The tables also show the longitudinal effects of poor teachers, a result found by Sanders and Rivers (1996) and Jordan, Mendro, and Weerasinghe (1997). In both tables 7 and 8, if a level 1 teacher is encountered in the first year and the highest level teachers the remaining years (i.e., 1333 or 155), the effect size of the group with the level 1 teacher never exceeds that of the group with all high level teachers (i.e., 3333 and 555). In only 1 case out of 18 does this effect size equal that of the highest group. There is a false sense of confidence among principals which this relates to. They assume that if a child is put with a poor teacher that putting them with a good teacher the next year will make up the difference. In light of these data, this is a false hope. Two years of good teachers and they have not made it back to the top yet. Three years of good teachers and they have only a 1 in 8 chance of equaling the top.

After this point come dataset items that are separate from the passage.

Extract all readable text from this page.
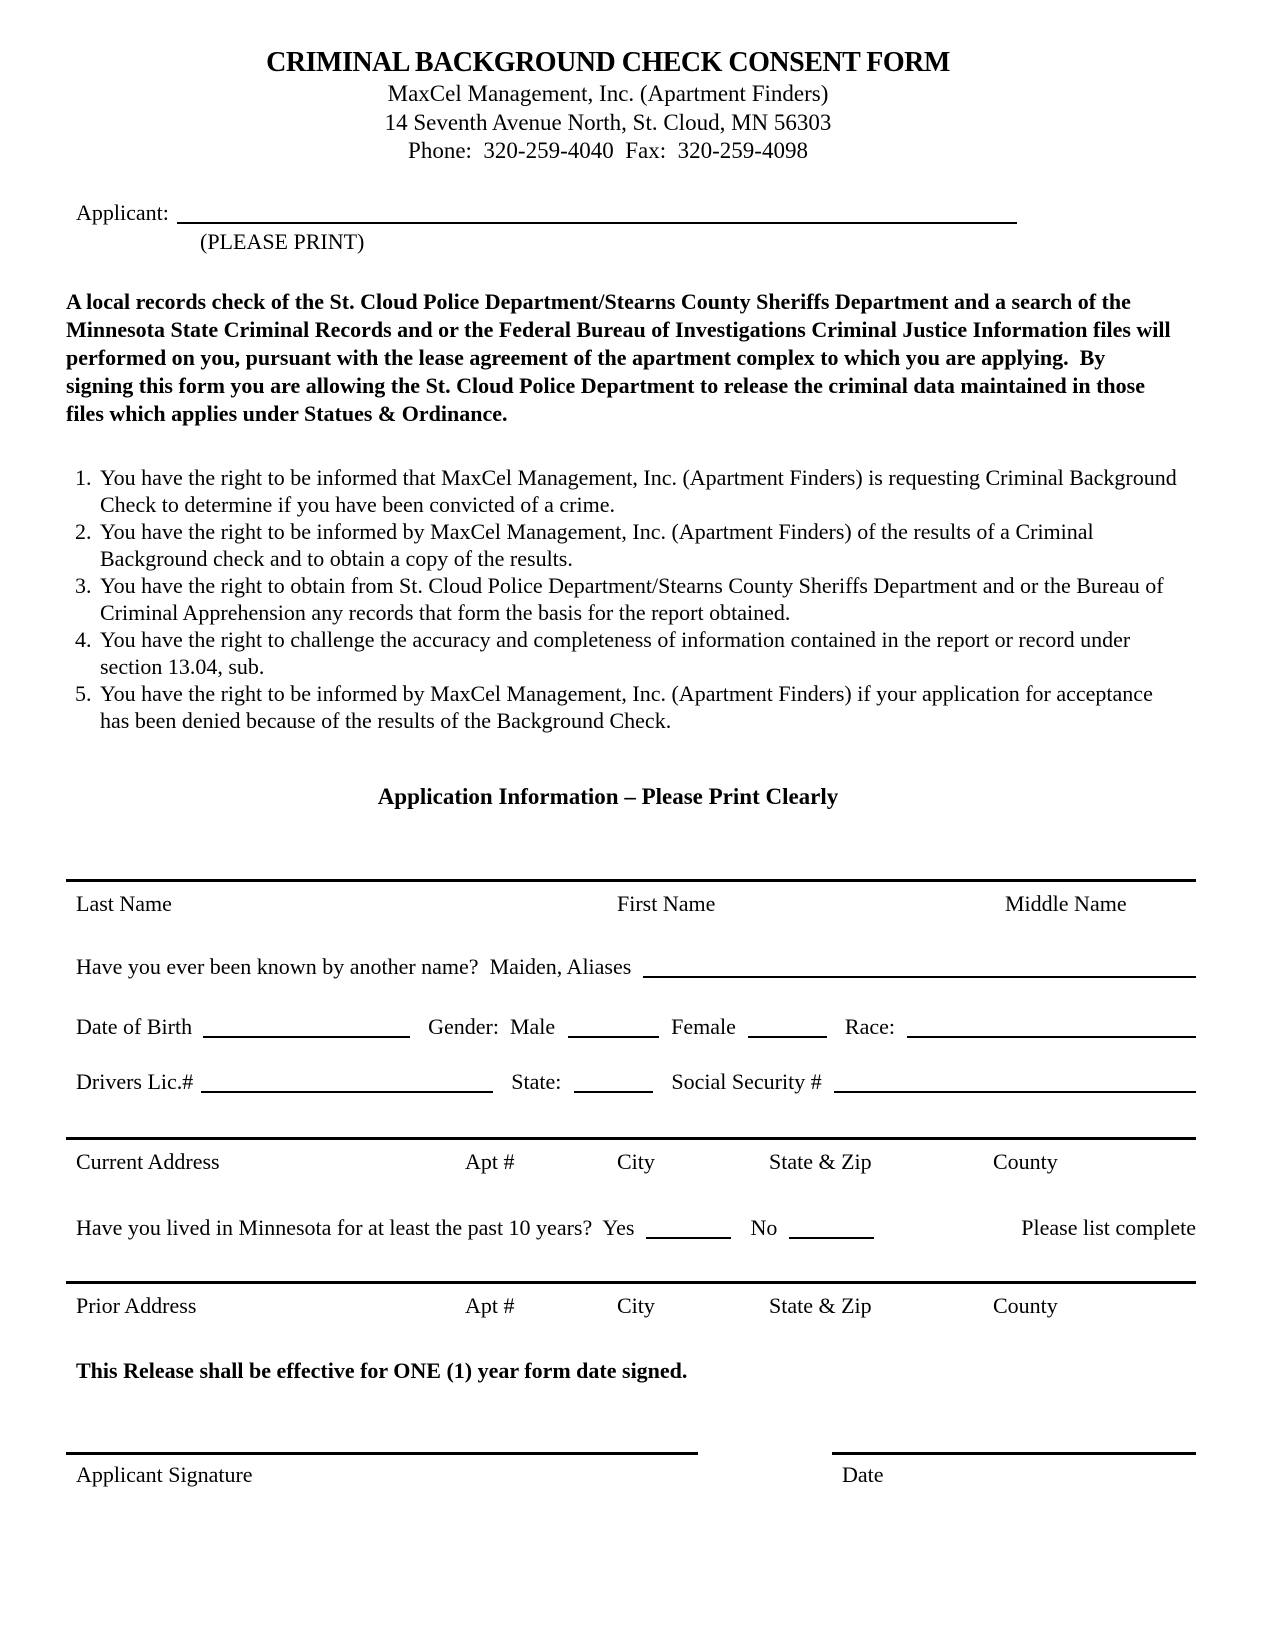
CRIMINAL BACKGROUND CHECK CONSENT FORM
MaxCel Management, Inc. (Apartment Finders)
14 Seventh Avenue North, St. Cloud, MN 56303
Phone:  320-259-4040  Fax:  320-259-4098
Applicant:
(PLEASE PRINT)
A local records check of the St. Cloud Police Department/Stearns County Sheriffs Department and a search of the Minnesota State Criminal Records and or the Federal Bureau of Investigations Criminal Justice Information files will performed on you, pursuant with the lease agreement of the apartment complex to which you are applying.  By signing this form you are allowing the St. Cloud Police Department to release the criminal data maintained in those files which applies under Statues & Ordinance.
1. You have the right to be informed that MaxCel Management, Inc. (Apartment Finders) is requesting Criminal Background Check to determine if you have been convicted of a crime.
2. You have the right to be informed by MaxCel Management, Inc. (Apartment Finders) of the results of a Criminal Background check and to obtain a copy of the results.
3. You have the right to obtain from St. Cloud Police Department/Stearns County Sheriffs Department and or the Bureau of Criminal Apprehension any records that form the basis for the report obtained.
4. You have the right to challenge the accuracy and completeness of information contained in the report or record under section 13.04, sub.
5. You have the right to be informed by MaxCel Management, Inc. (Apartment Finders) if your application for acceptance has been denied because of the results of the Background Check.
Application Information – Please Print Clearly
Last Name	First Name	Middle Name
Have you ever been known by another name?  Maiden, Aliases
Date of Birth	Gender:  Male	Female	Race:
Drivers Lic.#	State:	Social Security #
Current Address	Apt #	City	State & Zip	County
Have you lived in Minnesota for at least the past 10 years?  Yes	No	Please list complete
Prior Address	Apt #	City	State & Zip	County
This Release shall be effective for ONE (1) year form date signed.
Applicant Signature	Date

More telling from the standpoint of convincing the general public (and principals) is the collection of raw group means for a sample of subgroups. For these analyses, the investigators have selected groups with approximately equal pretest means from a subgroup with relatively low teachers and relatively high teachers. (The bias of high ability students with high ability teachers makes this task harder than it looks.) Then we have computed the raw NCE group means for the first and last years for each group and converted them to percentiles. Our experience is that these raw data present a more powerful picture to the general public than any effect size analysis. Table 9 has a collection of these subgroups, two from each cohort.
Table 10 presents the average NCE means for 1997 by student quartile and teacher level for the R5-5, M5-8, R4-4, and M4-8 cohorts. These data are presented to show the difference in NCE means by teacher effectiveness level when the bias in student ability by level is partially controlled. Clearly, the data indicate a considerable difference in most groups between the teachers at different levels.